Events
Denisa Kostovicova | Reconciliation by Stealth: how people talk about war crimes
Denisa Kostovicova | Reconciliation by Stealth: how people talk about war crimes
We sit down with Prof. Denisa Kostovicova (LSE) to discuss her new book, “Reconciliation by Stealth: how people talk about war crimes”. Join us live on Facebook and YouTube; members will receive an invitation to join the Zoom call.
About Reconciliation by Stealth
Reconciliation by Stealth advances a novel approach to evaluating the effects of transitional justice in postconflict societies. Through her examination of the Balkan conflicts, Denisa Kostovicova asks what happens when former adversaries discuss legacies of violence and atrocity, and whether it is possible to do so without further deepening animosities. Reconciliation by Stealth shifts our attention from what people say about war crimes, to how they deliberate past wrongs.
Bringing together theories of democratic deliberation and peacebuilding, Kostovicova demonstrates how people from opposing ethnic groups reconcile through reasoned, respectful, and empathetic deliberation about a difficult legacy. She finds that expression of ethnic difference plays a role in good-quality deliberation across ethnic lines, while revealed intraethnic divisions help deliberators expand moral horizons previously narrowed by conflict. In the process, people forge bonds of solidarity and offset divisive identity politics that bears upon their deliberations.

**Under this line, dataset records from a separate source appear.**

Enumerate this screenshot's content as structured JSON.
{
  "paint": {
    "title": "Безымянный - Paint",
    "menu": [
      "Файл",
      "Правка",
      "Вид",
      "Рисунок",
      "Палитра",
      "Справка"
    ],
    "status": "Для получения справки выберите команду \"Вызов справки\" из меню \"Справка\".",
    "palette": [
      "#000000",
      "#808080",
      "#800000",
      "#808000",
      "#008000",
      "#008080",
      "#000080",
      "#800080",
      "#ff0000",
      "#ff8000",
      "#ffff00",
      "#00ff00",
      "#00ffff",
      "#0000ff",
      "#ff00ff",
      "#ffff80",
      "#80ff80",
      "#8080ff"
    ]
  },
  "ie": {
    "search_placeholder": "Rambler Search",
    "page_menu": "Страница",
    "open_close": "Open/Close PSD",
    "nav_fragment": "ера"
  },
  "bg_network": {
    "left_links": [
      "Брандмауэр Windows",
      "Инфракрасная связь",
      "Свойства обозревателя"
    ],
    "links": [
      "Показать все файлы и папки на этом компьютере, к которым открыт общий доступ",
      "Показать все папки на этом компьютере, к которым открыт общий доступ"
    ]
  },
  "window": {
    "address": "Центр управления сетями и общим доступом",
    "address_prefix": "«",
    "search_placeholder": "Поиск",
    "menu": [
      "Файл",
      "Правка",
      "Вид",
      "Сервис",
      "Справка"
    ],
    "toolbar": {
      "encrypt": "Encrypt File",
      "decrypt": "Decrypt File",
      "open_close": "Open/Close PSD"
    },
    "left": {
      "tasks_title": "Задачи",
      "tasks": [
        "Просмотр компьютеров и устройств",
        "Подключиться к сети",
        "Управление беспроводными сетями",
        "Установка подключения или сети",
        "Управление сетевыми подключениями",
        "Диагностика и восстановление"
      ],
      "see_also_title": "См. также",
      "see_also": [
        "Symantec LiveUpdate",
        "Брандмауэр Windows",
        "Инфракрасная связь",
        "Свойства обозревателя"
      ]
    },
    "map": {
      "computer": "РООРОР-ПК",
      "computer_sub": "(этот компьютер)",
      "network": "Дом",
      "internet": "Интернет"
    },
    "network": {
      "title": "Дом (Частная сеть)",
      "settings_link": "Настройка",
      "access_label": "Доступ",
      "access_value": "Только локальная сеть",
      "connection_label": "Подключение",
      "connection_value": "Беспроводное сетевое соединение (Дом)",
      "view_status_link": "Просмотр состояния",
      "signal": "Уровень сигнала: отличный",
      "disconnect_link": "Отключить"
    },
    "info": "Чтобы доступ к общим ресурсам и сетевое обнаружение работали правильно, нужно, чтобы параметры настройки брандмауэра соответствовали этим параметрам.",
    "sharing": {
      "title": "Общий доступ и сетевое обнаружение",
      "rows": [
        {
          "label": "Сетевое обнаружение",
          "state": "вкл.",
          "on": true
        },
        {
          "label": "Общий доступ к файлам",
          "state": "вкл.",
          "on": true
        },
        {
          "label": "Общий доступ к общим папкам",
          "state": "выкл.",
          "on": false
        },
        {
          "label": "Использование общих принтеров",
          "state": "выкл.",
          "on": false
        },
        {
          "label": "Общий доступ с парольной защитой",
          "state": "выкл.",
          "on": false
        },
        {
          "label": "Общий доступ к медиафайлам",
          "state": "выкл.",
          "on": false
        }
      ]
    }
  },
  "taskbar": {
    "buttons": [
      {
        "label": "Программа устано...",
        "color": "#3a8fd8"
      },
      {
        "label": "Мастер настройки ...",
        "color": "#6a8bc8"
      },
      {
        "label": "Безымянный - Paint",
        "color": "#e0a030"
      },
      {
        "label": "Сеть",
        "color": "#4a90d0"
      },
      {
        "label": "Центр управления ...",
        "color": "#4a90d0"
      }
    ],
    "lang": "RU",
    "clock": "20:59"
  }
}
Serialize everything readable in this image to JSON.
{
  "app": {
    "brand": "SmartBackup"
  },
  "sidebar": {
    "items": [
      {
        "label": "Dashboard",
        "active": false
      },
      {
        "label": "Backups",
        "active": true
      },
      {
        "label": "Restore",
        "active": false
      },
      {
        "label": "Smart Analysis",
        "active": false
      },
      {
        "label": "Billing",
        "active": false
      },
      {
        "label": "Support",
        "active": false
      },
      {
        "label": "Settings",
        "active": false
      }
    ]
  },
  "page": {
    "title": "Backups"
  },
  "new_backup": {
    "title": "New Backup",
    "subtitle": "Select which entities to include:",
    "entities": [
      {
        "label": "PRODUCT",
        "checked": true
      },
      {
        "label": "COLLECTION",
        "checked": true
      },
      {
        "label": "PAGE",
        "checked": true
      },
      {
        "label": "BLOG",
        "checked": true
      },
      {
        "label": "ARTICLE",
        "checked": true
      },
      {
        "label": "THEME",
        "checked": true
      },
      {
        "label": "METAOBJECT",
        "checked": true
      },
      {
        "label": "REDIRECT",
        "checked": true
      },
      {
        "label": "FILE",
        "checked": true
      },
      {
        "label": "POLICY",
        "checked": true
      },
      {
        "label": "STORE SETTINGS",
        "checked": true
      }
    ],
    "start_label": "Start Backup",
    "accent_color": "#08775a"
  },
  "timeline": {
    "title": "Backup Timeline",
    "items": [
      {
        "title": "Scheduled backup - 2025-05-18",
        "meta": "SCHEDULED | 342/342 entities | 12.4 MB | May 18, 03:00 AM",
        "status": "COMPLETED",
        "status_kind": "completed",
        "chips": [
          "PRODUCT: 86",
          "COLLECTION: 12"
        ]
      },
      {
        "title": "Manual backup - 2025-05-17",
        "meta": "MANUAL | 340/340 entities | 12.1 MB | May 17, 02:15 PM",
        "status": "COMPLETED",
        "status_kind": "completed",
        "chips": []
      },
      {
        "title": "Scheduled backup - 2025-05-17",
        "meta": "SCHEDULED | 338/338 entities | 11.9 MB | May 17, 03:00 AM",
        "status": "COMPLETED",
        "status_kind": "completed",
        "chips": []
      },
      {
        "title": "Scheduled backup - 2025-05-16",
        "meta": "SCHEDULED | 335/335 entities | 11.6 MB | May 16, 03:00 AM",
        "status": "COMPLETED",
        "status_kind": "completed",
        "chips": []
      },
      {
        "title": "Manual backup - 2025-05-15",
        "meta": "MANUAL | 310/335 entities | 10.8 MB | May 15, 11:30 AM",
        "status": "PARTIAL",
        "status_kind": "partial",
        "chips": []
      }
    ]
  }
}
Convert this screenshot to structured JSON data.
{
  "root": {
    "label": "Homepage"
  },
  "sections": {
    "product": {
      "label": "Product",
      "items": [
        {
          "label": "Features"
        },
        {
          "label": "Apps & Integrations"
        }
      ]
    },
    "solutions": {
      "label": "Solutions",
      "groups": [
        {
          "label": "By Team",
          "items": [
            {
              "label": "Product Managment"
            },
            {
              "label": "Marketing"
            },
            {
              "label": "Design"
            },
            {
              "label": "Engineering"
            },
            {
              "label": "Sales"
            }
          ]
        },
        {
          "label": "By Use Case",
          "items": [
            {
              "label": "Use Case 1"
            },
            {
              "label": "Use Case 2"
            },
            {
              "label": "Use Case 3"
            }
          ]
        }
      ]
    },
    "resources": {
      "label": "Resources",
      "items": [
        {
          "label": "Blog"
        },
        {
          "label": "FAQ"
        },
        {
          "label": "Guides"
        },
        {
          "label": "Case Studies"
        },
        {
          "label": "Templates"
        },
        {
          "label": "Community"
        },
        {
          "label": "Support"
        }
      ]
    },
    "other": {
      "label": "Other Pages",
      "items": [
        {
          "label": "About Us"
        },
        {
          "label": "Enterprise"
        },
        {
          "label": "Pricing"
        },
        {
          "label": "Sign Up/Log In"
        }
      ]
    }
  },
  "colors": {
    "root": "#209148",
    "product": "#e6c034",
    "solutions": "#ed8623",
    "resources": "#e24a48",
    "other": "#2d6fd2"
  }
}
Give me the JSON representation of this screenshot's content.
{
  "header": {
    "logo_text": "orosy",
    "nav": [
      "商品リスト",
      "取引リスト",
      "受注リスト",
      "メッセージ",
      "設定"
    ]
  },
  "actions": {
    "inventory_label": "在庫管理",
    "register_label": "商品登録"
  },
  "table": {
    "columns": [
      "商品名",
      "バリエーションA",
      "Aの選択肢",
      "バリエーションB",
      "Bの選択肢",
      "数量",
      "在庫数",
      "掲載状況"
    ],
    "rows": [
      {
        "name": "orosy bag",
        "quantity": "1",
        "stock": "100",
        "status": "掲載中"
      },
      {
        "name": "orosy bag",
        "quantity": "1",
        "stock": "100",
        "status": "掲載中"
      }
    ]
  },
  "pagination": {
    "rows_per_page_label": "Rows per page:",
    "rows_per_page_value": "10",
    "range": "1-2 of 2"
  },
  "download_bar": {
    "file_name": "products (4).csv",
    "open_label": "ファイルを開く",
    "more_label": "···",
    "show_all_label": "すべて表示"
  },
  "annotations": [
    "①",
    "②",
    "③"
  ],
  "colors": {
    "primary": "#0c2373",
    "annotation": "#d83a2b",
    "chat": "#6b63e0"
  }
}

Reconciliation by Stealth shows us the importance of theoretical and methodological innovation in capturing how transitional justice can promote reconciliation, and points to the untapped potential of deliberative problem-solving to repair relationships fractured by conflict.
About Denisa
Denisa Kostovicova is Associate Professor in Global Politics at the European Institute, London School of Economics, and is a leading scholar of post-conflict reconstruction with a particular interest in post-conflict justice processes. She is the author of Kosovo: The Politics of Identity and Space (Routledge, 2005) and Reconciliation by Stealth: How People Talk about War Crimes (Cornell University Press, forthcoming), and co-editor of a number edited volumes, including Transnationalism in the Balkans (Routledge, 2008), Persistent State Weakness in the Global Age (Ashgate 2009), Bottom up Politics: An Agency-Centred Approach to Globalisation (Palgrave Macmillan, 2011), Civil Society and Transitions in the Western Balkans (Palgrave Macmillan, 2013), and Rethinking Reconciliation and Transitional Justice After Conflict (Routlege, 2018). Her work, which has also been published in top political science and international relations journals, has informed policy-making at the EU, UN and in the UK. Dr Kostovicova’s research was funded by a number of prestigious grants, including those by the Leverhulme Trust, MacArthur Foundation and Arts and Humanities Research Council (AHRC), among others. She is currently directing a major research programme funded by the European Research Council (ERC) Consolidator Grant, “Justice Interactions and Peacebuilding: From Static to Dynamic Discourses Across National, Ethnic, Gender and Age Groups.” She has a PhD from the University of Cambridge. Prior to joining LSE, she held junior research fellowships at the University of Cambridge and the University of Oxford.